It's clear how the expansion of Medicaid coverage under the Affordable Care Act affected patients—more of them became insured.
But how did it affect hospitals? Because only some states chose to expand eligibility for Medicaid, a team of researchers was able to look at the effects of coverage expansion on financial performance and closures of hospitals.
Comparing data from 2008-2012 and 2015-2016, they found that hospital closures doubled in nonexpansion states (from 0.39 to 0.81 per 100 hospitals) but decreased in expansion states. The association was particularly strong in rural areas. Hospital margins also increased more in expansion states than in nonexpansion states, although the difference was not statistically significant.
Lead study author Richard C. Lindrooth, PhD, recently talked to ACP Hospitalist about the findings, which were published in the January 2018 Health Affairs. He is a professor in the department of health systems, management, and policy at the University of Colorado in Aurora.
Q: What led you to study this question?
A: The sustainability of the hospital industry has long been an interest of mine. Looking at the Medicaid expansion, there were many stories in the press about rural hospital closures in particular, and these were really anecdotal, focused on a specific hospital. So we decided to take a systematic approach and look at hospital closures nationwide.
Q: Were you surprised by any of the results?
A: One element that was slightly surprising is that the impact of the expansion was much stronger in rural areas. While there was an impact in the urban areas, it was not as large as I expected to begin with. It still existed, but much of the action was in the rural areas.
Q: What's the significance of that finding?
A: One thing this does reflect is the payer mix that rural hospitals are facing. They are facing a relatively large proportion of uncompensated care or uninsured patients. These were the precisely the patients that benefited from the expansion. So the substitution between no insurance to Medicaid was much stronger in the rural markets, whereas in urban markets, there still was that substitution, but it was not as dramatic, not as large, as we would have expected. That could be due to the nature of uninsurance in urban areas, where it may include people who wouldn't be eligible for Medicaid in general, even if they do meet the income eligibility requirements.

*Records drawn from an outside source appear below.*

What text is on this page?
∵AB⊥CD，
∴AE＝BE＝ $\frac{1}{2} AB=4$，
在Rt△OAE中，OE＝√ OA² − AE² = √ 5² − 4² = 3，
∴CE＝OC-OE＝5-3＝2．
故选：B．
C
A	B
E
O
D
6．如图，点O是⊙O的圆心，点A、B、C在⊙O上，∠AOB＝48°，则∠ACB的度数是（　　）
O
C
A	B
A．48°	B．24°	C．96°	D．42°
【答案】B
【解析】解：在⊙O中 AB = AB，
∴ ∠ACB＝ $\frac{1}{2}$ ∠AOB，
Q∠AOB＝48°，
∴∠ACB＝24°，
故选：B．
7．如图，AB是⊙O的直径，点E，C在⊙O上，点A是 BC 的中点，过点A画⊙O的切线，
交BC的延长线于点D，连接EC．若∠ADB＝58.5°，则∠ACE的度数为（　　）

Q: What other results were particularly notable?
A: One element of our paper which we found very convincing [relates to] the change in closure probability for rural hospitals. If, prior to expansion, the local residents' uninsurance rate was, say, 10%, there was not a significant impact on the closure probability, but once we get above 10%, around 15% to 30%, there was a very large impact. So even though our results are based on observational data, we see this relationship in the way that you would expect: Hospitals in markets where there's a large proportion of people without insurance would benefit substantially more by the expansion than hospitals in markets where there were relatively few uninsured people.
Q: Are there any particular take-home points for hospitalists?
A: It's not as though hospitals are making a lot of money by treating Medicaid patients, [but] at least...it's some revenue, and something is better than nothing. The hospitals may be able to cover at least a large portion, maybe all, of their variable costs of treatment with Medicaid reimbursement. Essentially any bit of revenue helps. In terms of actual patient care...hospitalists, for example, wouldn't necessarily be focused on the payer of the patient when making decisions in the hospital. They'll treat them appropriately regardless, but there may be some flexibility in the resources that are available to improve patient care when the overall revenue coming into the hospital is stronger.
Q: What impact should these findings have on proposals in some states to roll back Medicaid expansion?
A: One of the things that we attempted to point out is that there are real consequences [to such rollbacks] when there are a large number of uninsured, and those consequences can reduce access to patients, regardless of their insurance. Consideration of access is important when considering these policies. There's also the Disproportionate Share Hospital policy, which has begun to be phased out. And if that is phased out, in combination with the rollback of the expansion, I would have serious concerns about the viability of many hospitals, but especially in rural areas. I would expect it to also hit urban areas, because there are many urban hospitals that do rely on Disproportionate Share payments.
Q: How does the current state of uncertainty in health care policy affect hospital closure decisions?
A: That uncertainty is important because these decisions are made by administrators who are looking forward. They're trying to see how [their hospitals] will perform next year and the following year. And if there is uncertainty about coverage, that adds risk and it may make them more likely to close....You can imagine the impact on hospital investment as well. If your hospital is in an expansion state and you're reliant on Medicaid patients to some extent, and there was uncertainty about Medicaid expansion going away, you'd be less likely to make those investments, whether it be in new technology, improving facilities, [or] improving processes.